Je marche dans la rue jusqu’au quai de la gare.
Un empoisonnement
permanent
circule par mes fluides.
Ceux-ci pourtant sont signe que je suis en vie.
J’ai, depuis hier, depuis que j’ai tout dit,
le corps qui vacille.
L’odeur nauséabonde que je lui accordais
quand j’étais une épave
revient par des effluves.
Je monte sans ticket, m’affale sur le siège rouge.
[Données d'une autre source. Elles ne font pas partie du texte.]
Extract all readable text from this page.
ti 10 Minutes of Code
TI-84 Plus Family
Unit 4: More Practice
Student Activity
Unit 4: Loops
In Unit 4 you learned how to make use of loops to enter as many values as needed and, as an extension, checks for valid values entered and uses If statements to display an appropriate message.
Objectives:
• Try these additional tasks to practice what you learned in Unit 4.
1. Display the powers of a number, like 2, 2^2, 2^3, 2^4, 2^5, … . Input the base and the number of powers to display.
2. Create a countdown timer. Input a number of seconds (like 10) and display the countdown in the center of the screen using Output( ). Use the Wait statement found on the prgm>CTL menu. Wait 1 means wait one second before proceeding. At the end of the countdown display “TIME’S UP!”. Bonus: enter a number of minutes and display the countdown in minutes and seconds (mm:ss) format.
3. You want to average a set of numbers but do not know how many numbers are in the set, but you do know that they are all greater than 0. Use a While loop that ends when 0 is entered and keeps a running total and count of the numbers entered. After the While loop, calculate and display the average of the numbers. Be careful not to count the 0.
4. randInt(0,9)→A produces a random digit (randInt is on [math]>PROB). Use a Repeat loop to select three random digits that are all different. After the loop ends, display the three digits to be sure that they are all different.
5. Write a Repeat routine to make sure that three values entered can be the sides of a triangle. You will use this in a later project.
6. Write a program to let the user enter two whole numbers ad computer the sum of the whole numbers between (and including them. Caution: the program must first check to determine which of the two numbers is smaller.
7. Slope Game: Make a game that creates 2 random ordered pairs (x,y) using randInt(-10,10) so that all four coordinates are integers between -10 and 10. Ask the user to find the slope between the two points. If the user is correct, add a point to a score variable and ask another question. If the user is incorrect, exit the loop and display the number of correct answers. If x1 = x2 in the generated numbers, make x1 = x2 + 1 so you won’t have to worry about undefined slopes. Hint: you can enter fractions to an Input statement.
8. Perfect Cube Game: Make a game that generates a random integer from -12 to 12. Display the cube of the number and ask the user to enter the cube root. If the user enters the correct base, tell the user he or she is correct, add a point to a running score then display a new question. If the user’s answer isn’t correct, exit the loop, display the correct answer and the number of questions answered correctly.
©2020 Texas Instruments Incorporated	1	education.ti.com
Envahie des menaces de souvenirs odieux.
Ils peuvent jaillir d’on ne sait où.
Le train quitte le quai, je m’enfouis dans mon châle,
je suis sur le qui-vive.
Enfant je croyais
que c’était moi la faute
que c’était moi coupable
que le monde m’accablait.
Et jusqu’à quelques jours, j’étais encore enfant.
J’ai appris qu’on explique les violences qu’on reçoit
par le fait que d’autres n’en sont, eux, pas morts.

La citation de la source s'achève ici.